First of all, let's get a few things straight.
Stalin's rule came at a time when the USSR was isolated from much of the world. The failed German, Italian, and Hungarian revolutions/rebellions had led to a situation wherein the USSR was effectively reduced in scope to the new, post-WWI borders drawn up around the Curzon Line along the Soviet-Polish border. The USSR was meant to be a unified federation of socialist states, Lenin having wanted to stretch it's boundaries all the way to Germany.
Paraphrased from
Stalin: A Biography by Robert Service:
Lenin wanted a general federal union with Germany, with the economy to be administered 'from a single organ.'
Stalin disagreed that Germany would willingly enter such a federation expecting the same rights as the Ukraine, which had been recently absorbed into the expanding Soviet order.
paraphrased From pages 170-80
Stalin's "socialism-in-one-country" policy was an arguable necessity in a world which had become increasingly hostile to the nascent Soviet Union, even more so with the rise of fascism in both Italy and Germany, the consequence of their failed revolutions.
Stalin effectively rebuilt a war-torn nation (or rather, a union of nations) up into an industrial powerhouse capable of holding it's own against Germany and it's European allies.
That alone should be an indicator that Stalin had achieved much in a very short time throughout the 1930's due to the implementation of the Five-year Plans.
What were the personal merits of comrade Stalin?
Besides the fact that he was a powerful leader?
He was furthermore human, and in being human was capable of mistakes and not to mention complex emotions.
Stalin started his revolutionary career in Georgia, his home growing up.

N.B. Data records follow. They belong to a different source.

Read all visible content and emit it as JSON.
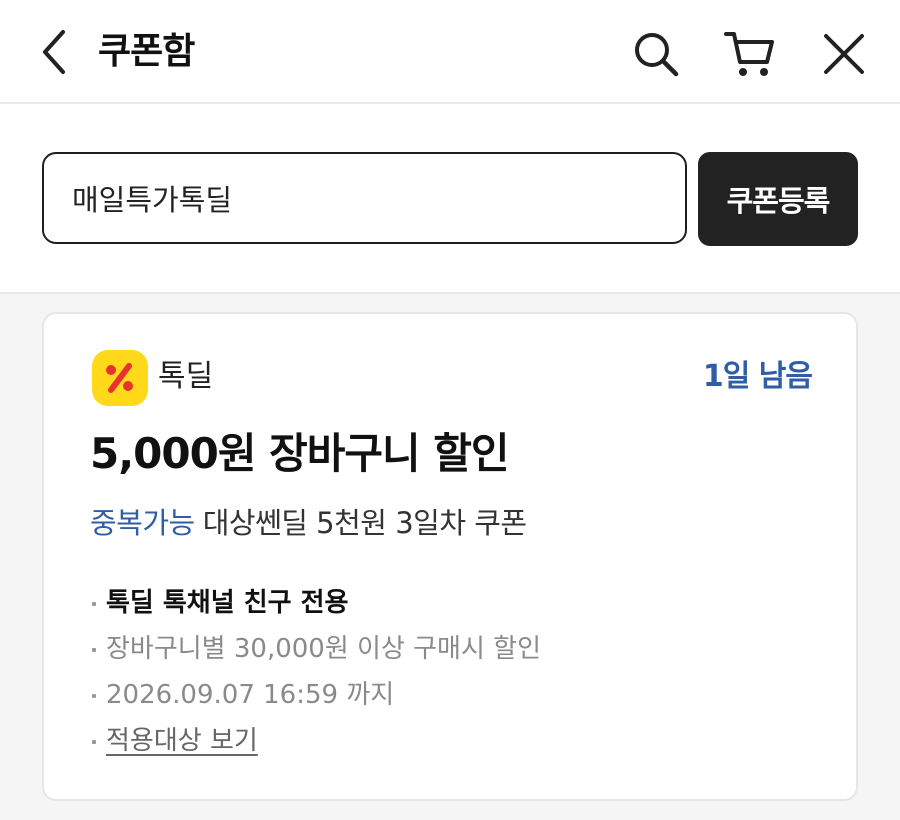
{
  "header": {
    "title": "쿠폰함",
    "icons": [
      "back-arrow-icon",
      "search-icon",
      "cart-icon",
      "close-icon"
    ]
  },
  "coupon_code": {
    "value": "매일특가톡딜",
    "register_label": "쿠폰등록"
  },
  "coupon": {
    "brand": "톡딜",
    "brand_color": "#ffd91a",
    "days_left": "1일 남음",
    "title": "5,000원 장바구니 할인",
    "stackable": "중복가능",
    "description": "대상쎈딜 5천원 3일차 쿠폰",
    "details": {
      "exclusive": "톡딜 톡채널 친구 전용",
      "condition": "장바구니별 30,000원 이상 구매시 할인",
      "expiry": "2026.09.07 16:59 까지",
      "view_targets": "적용대상 보기"
    }
  },
  "colors": {
    "accent_blue": "#2f5ea6",
    "button_dark": "#222222"
  }
}
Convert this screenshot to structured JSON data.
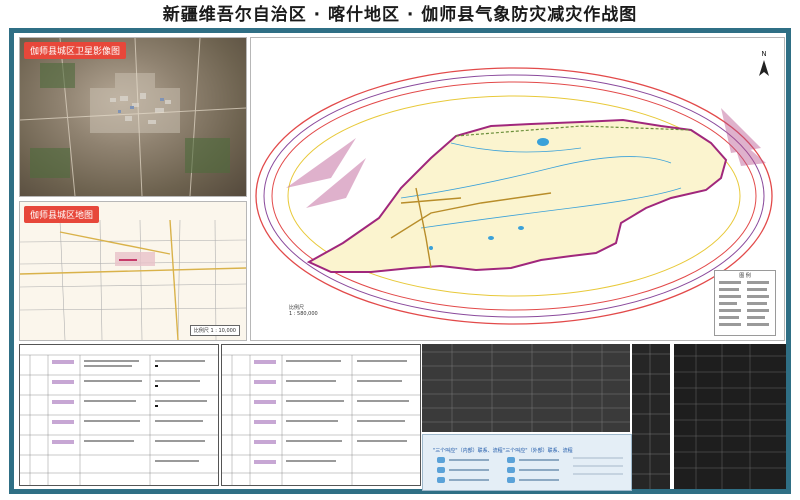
{
  "title": "新疆维吾尔自治区 · 喀什地区 · 伽师县气象防灾减灾作战图",
  "insets": {
    "satellite_label": "伽师县城区卫星影像图",
    "citymap_label": "伽师县城区地图",
    "citymap_scale": "比例尺 1 : 10,000"
  },
  "mainmap": {
    "north_label": "N",
    "legend_title": "图 例",
    "scale_label": "比例尺",
    "scale_value": "1 : 580,000"
  },
  "panel": {
    "caption_left": "\"三个叫应\"（内部）联系、流程",
    "caption_right": "\"三个叫应\"（外部）联系、流程"
  },
  "colors": {
    "frame": "#2f6f85",
    "tag": "#e7473a",
    "county_fill": "#fbf4cf",
    "county_border": "#a0277c",
    "ring_red": "#e24a4a",
    "ring_yellow": "#e8c93a",
    "ring_purple": "#8a4a9c",
    "river": "#3aa1d9",
    "road": "#b88d2a"
  }
}
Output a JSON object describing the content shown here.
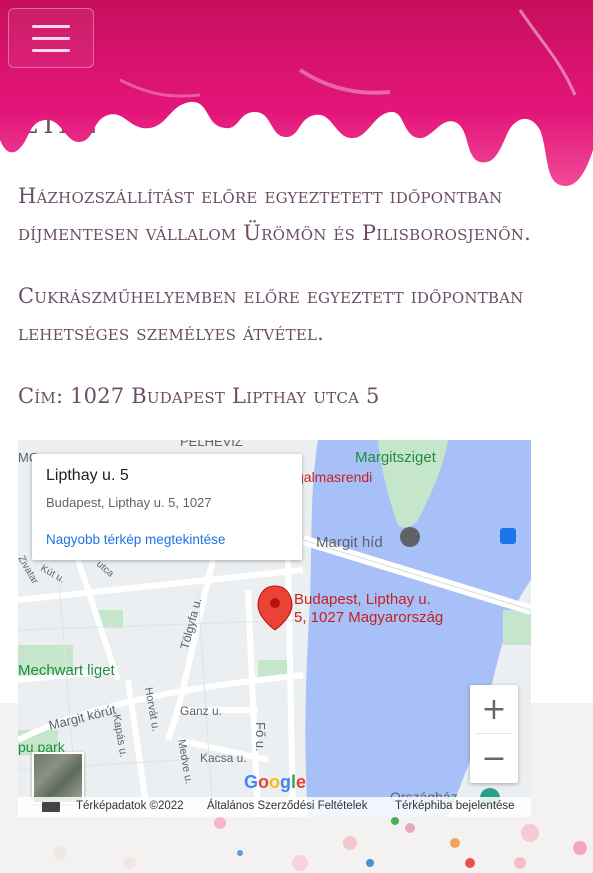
{
  "header": {
    "menu_icon": "hamburger-menu-icon",
    "partial_title": "VÉTEL",
    "drip_color": "#e4157a"
  },
  "content": {
    "paragraph1": "Házhozszállítást előre egyeztetett időpontban díjmentesen vállalom Ürömön és Pilisborosjenőn.",
    "paragraph2": "Cukrászműhelyemben előre egyeztett időpontban lehetséges személyes átvétel.",
    "address": "Cím: 1027 Budapest Lipthay utca 5"
  },
  "map": {
    "card_title": "Lipthay u. 5",
    "card_address": "Budapest, Lipthay u. 5, 1027",
    "card_link": "Nagyobb térkép megtekintése",
    "marker_label_line1": "Budapest, Lipthay u.",
    "marker_label_line2": "5, 1027 Magyarország",
    "zoom_in": "+",
    "zoom_out": "−",
    "google_logo": "Google",
    "labels": {
      "margitsziget": "Margitsziget",
      "margit_hid": "Margit híd",
      "mechwart": "Mechwart liget",
      "margit_korut": "Margit körút",
      "tolgyfa": "Tölgyfa u.",
      "ganz": "Ganz u.",
      "kacsa": "Kacsa u.",
      "fo_u": "Fő u.",
      "kapas": "Kapás u.",
      "medve": "Medve u.",
      "horvat": "Horvát u.",
      "galmasrendi": "galmasrendi",
      "orszaghaz": "Országház",
      "park": "pu park",
      "kut": "Kút u.",
      "zivatar": "Zivatar",
      "utca": "utca",
      "lepvesz": "PELHEVIZ",
      "mc": "MC"
    },
    "footer": {
      "keyboard_icon": "keyboard-icon",
      "data": "Térképadatok ©2022",
      "terms": "Általános Szerződési Feltételek",
      "report": "Térképhiba bejelentése"
    },
    "colors": {
      "water": "#a7c0f7",
      "land": "#eceff1",
      "park": "#c6e6cc",
      "road": "#ffffff",
      "marker": "#ea4335"
    }
  }
}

He, like Trotsky and others, voluntarily joined the Russian Social-Democratic Labor Party (which would later split into a "Bolshevik" and a "Menshevik" faction). People in the Russian Empire were attracted to Marxism because they saw the oppression going on around them in the towns and in the villages, which it can be said, was being caused by capitalism which operated in tandem with the towering bureaucratic Tsarist state. Lenin and many others whom followed him during the October Revolution (and even before) were very much against bureaucracy. Lenin, in his dying days, would warn against the bureaucratic trend emerging the new Soviet order; He, as with many others whom joined the Bolsheviks, had fought for soviet power-popular, grassroots democracy-and loathed the new bureaucracy which first came into being around 1918, one year into the October Revolution, the Soviet republic having survived only slightly longer then the fabled Paris Commune, an ideal state that Lenin would urge the creation of in his numerous political books and articles.
Stalin came into a position of leadership after Lenin's untimely death. He was a part of the generation which had gone through the arduous July Days and then into the uncharted waters which resulted from the October Revolution.
As such he made many mistakes in both theory and in practice, but that is to be expected of any politician and/or leader.
Successes and achievements?
Bringing the Soviet Union onto equal footing with other powers of his day, chiefly Germany and later the United States.
The Five-year Plans came alongside the tumultuous drive for collectivization of agriculture. Both, despite their costs, made the USSR economically self-sufficient for the most part.
Personal faults?
Years ago I would have said that he was evil, in the same vein as Hitler.
But if one actually closely views Nazi and Soviet society, one will notice a much higher degree of repression in Nazi Germany then in the Soviet Union. Eastern Europe in the '50's during Stalin's leadership was being laid to waste by the Nazis in the '30's and '40's, whom only wanted to exploit their new eastern territories. Education, culture, living standards, etc were to be kept artificially low, as low as possible in fact.
In contrast, Eastern Europe during the Soviet era actually managed to scrape by pretty well despite everything. It can be said that the Red Army's entry into occupied Eastern Europe spared an entire region of mainland Europe from utter devastation.
Another region of the world spared the horrors of fascism was in China. Many in China feared a "change of sky" (or a successful counterrevolution) would come to northern China. The communists there prevailed against all odds both against Japanese attempts at direct colonization and at a no less brutal attempt by the Nationalists to seize control of China post-WWII.
But that's for another thread...
Failures and mistakes?
Tons, but overall he made many successes as well. No one, esp. someone in his position, is immune from making mistakes.